Broker important parameters

Parameter name Description
replica.lag.time.max .ms If the Follower in the ISR exceeds the event threshold (default 30s) and fails to send synchronization data to the Leader, the Follower will be kicked out of the ISR.
auto.leader.rebalance.enable The default is true. Automatic Leader Partition balancing.
leader.imbalance.per.broker.percentage The default is 10%. The ratio of unbalanced leaders allowed by each broker. If each broker exceeds this value, the controller will trigger leader balancing.
leader.imbalance.check.interval.seconds The default value is 300 seconds. The interval to check whether the leader load is balanced.
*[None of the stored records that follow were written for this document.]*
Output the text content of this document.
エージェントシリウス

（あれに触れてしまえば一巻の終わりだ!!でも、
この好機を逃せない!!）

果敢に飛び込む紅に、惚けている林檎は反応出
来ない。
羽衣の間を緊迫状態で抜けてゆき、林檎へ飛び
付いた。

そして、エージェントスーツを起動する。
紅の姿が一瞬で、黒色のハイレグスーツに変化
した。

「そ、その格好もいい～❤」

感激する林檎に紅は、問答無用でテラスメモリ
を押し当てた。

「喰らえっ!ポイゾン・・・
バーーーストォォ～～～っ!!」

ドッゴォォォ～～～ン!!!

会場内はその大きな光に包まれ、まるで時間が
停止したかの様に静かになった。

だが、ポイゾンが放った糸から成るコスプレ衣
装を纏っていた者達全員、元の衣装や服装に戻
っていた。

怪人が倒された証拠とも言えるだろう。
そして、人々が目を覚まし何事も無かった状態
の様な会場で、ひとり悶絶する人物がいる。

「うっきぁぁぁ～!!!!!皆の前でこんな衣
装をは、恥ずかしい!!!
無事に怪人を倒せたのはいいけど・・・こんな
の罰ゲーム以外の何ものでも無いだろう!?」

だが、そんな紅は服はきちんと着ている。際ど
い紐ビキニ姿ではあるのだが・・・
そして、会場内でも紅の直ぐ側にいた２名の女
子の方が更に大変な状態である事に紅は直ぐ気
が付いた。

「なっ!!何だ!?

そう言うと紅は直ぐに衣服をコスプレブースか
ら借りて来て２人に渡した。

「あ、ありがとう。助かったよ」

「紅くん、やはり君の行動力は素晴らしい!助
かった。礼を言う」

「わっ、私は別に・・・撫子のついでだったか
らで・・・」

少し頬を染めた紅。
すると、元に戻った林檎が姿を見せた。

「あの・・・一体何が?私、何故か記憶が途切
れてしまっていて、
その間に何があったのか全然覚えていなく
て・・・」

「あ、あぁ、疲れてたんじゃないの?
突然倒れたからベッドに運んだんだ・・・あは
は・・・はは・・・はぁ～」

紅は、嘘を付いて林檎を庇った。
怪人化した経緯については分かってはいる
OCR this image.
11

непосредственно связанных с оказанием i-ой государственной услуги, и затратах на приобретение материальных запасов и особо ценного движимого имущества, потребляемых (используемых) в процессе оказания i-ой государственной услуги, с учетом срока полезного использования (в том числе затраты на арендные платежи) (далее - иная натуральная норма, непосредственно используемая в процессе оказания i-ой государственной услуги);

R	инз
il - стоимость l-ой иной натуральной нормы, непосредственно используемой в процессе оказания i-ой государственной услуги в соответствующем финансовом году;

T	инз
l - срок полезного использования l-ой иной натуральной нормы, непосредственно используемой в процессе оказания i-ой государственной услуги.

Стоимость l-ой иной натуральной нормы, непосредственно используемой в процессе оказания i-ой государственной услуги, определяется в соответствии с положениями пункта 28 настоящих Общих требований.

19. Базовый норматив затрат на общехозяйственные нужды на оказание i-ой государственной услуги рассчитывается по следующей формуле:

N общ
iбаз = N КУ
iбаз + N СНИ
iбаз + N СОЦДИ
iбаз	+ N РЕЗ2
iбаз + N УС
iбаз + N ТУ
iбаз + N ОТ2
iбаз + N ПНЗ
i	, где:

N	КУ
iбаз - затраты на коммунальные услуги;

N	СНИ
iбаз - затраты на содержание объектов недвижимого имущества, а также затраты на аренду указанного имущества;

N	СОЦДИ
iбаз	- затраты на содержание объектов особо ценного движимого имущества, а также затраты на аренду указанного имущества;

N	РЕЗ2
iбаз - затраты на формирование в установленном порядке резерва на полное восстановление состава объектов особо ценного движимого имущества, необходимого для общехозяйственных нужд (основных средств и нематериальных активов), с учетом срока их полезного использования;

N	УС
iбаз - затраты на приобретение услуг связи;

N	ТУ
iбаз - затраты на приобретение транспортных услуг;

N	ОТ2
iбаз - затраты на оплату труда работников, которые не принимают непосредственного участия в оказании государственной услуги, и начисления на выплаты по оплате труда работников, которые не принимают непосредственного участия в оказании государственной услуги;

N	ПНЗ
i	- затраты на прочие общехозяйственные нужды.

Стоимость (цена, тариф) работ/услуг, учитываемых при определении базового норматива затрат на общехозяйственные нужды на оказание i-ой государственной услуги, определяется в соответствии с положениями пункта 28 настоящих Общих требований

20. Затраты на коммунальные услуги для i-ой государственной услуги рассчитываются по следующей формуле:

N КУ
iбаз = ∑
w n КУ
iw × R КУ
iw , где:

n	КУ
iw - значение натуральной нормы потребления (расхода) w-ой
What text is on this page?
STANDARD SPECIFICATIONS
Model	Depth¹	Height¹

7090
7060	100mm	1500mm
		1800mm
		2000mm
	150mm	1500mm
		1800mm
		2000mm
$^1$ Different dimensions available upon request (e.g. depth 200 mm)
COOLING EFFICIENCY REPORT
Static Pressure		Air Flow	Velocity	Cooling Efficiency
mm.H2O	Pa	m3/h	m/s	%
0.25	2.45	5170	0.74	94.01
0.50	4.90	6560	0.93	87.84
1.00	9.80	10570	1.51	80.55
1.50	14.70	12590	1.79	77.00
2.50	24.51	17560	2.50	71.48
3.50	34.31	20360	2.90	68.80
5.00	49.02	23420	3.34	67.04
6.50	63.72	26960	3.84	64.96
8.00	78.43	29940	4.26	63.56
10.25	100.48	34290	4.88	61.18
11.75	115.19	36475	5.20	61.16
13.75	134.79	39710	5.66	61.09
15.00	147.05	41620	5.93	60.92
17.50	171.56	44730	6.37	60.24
log.segment.bytes The log log in Kafka is divided into blocks for storage. This configuration refers to the size of the log log divided into blocks. The default Value 1G.
log.index.interval.bytes The default is 4kb. Whenever a 4kb log (.log) is written in kafka, it will An index is recorded in the index file.
log.retention.hours The time for data storage in Kafka, the default is 7 days.
log.retention.minutes The time for data storage in Kafka, minute level, closed by default.
log.retention.ms The time for data storage in Kafka, millisecond level, closed by default. (Highest priority)
log.retention.check.interval.ms The timeout interval for checking whether data is saved, the default is 5 minutes.
log.retention.bytes The default is -1, which means infinity. If the total size of all logs is exceeded, the oldest segment will be deleted.
log.cleanup.policy The default is delete, which means that the deletion policy is enabled for all data; if the setting value is compact, it means that the compression policy is enabled for all data.
num.io.threads The default is 8. The number of threads responsible for writing to disk. The entire parameter value should account for 50% of the total number of cores.
num.replica.fetchers The number of replica pull threads. This parameter accounts for 1/3 of 50% of the total number of cores.
num.network.threads The default is 3. The number of data transmission threads, this parameter accounts for 2/3 of 50% of the total number of cores.
log.flush.interval.messages The number of entries that force the page cache to be flushed to disk. The default is Max (long) (9223372036854775807). Generally left to system management.
log.flush.interval.ms How often should data be flushed to the disk? The default value is null. It is generally not recommended to modify it and leave it to the system to manage it.